Sullo stesso numero, Salvatore Bragantini sostiene che il Ministro della Difesa Martino, "noto euroscettico", ha sfruttato le perplessità dell'aeronautica militare per far saltare l'accordo, permettendo agli americani di realizzare il proprio obiettivo, "tirarci dalla loro parte per neutralizzare il progetto europeo di difesa comune".
Ruggiero ha reagito praticamente minacciando le dimissioni, comunque risentito per l'atteggiamento di Martino, appoggiato da Berlusconi, e del Governo sulle scelte in merito.
Su la Repubblica di giovedì, Franco Pappitto riporta le perplessità del Ministro delle attività produttive, "che avrebbe dovuto far fronte al finanziamento dei sedici A400M destinati all'aviazione italiana con il bilancio del suo dicastero". Il fronte anti-Airbus, dunque, si allarga.
Ma il fronte americano, capeggiato da Martino, non porta comunque vantaggi all'industria italiana, dato che "gli USA non compreranno dalla Finmeccanica i 60 blindati Centauro che avrebbero dovuto essere impiegati in Afghanistan" (Sergio Rizzo, Corsera, venerdì 26 ottobre 2001). Tuttavia, è lo stesso giornalista sul quotidiano della borghesia italiana per eccellenza a rilevare lo scontro interno al Governo: Luigi Ramponi, presidente della Commissione Difesa della Camera, interviene dichiarando la sua non condivisione della scelta di Martino, che dà voce anche al Ministro per l'Economia Tremonti, dissenziente silenzioso (ma toccato negli interessi, essendo azionista di Finmeccanica lui stesso).
Intanto, viene rilevata una "flessione del 30% degli ordini per gli aerei civili prodotti dall'Airbus", a dimostrazione che in gioco non ci sono solamente gli equilibri politico-militari, ma interessi economico-produttivi determinanti.

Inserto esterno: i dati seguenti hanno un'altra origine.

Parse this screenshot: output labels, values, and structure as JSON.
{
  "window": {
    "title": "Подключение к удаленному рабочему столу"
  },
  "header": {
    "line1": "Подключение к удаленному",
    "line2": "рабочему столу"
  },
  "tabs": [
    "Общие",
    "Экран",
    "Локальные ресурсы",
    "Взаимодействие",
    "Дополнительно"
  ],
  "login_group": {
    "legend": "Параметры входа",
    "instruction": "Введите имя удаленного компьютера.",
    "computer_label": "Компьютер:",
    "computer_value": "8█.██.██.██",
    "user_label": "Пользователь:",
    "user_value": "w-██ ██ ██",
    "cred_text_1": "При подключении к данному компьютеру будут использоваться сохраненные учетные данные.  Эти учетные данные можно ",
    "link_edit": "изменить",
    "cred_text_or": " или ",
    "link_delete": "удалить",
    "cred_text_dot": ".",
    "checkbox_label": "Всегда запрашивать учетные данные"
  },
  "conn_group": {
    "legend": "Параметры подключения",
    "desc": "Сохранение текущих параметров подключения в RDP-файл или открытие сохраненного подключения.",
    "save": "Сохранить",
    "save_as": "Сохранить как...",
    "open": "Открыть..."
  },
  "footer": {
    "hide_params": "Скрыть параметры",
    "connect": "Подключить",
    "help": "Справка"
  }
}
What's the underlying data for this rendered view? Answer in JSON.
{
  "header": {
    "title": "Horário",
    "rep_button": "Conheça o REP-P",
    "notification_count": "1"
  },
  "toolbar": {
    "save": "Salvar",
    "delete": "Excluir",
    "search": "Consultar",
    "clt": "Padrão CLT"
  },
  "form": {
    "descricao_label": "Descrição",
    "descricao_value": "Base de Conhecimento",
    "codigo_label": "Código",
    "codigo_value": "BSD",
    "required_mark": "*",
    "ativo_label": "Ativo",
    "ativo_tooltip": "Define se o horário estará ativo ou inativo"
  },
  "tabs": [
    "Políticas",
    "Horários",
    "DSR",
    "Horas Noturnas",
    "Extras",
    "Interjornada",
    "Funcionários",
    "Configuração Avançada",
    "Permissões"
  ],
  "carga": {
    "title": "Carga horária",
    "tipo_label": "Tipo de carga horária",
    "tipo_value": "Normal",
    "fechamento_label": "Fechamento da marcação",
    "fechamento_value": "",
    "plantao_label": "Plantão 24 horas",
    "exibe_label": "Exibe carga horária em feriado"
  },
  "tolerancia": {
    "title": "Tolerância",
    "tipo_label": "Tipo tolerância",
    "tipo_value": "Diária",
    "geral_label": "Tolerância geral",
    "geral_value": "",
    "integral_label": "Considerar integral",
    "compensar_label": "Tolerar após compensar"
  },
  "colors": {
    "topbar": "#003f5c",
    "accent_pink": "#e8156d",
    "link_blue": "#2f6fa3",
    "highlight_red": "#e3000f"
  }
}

Lo scontro interno, peraltro, va avanti: il vicepremier Fini si schiera apertamente con Ruggiero a favore del progetto Airbus, che va visto come "l'unico progetto comune di difesa europeo".
Dal punto di vista degli interessi economici nazionali in gioco, lo scontro appare al momento tra l'apparato industriale e l'Aereonautica militare, mentre sul piano internazionale è tra le commesse europee e quelle americane. Naturalmente, le cose sono ancora più complesse, vista la pluralità di interessi della Fiat stessa, legata agli Stati Uniti come dimostra l'accordo con la General Motors, ma al contempo interessata a progetti europei da parte della FiatAvio: Francesco Paternò, su il manifesto di sabato 27 ottobre, fornisce alcuni dati della partecipazione italiana (FiatAvio) alle produzioni europee del cacciabombardiere Tornado (20%) e del nuovo caccia Eurofighter (21%), che farebbero pensare ad un intreccio di interessi tra Fiat e Finmeccanica nel campo dell'industria aeronautica europea; al contrario, c'è chi sostiene che il Governo Berlusconi cercherebbe di svuotare Finmeccanica (che ha consistenti partecipazioni di capitale pubblico) per renderla meno concorrenziale con i gruppi privati (FiatAvio, FiatFerroviaria) che si contenderebbero fette di mercato negli stessi settori (Gemma Contin su Liberazione di domenica 28 ottobre 2001).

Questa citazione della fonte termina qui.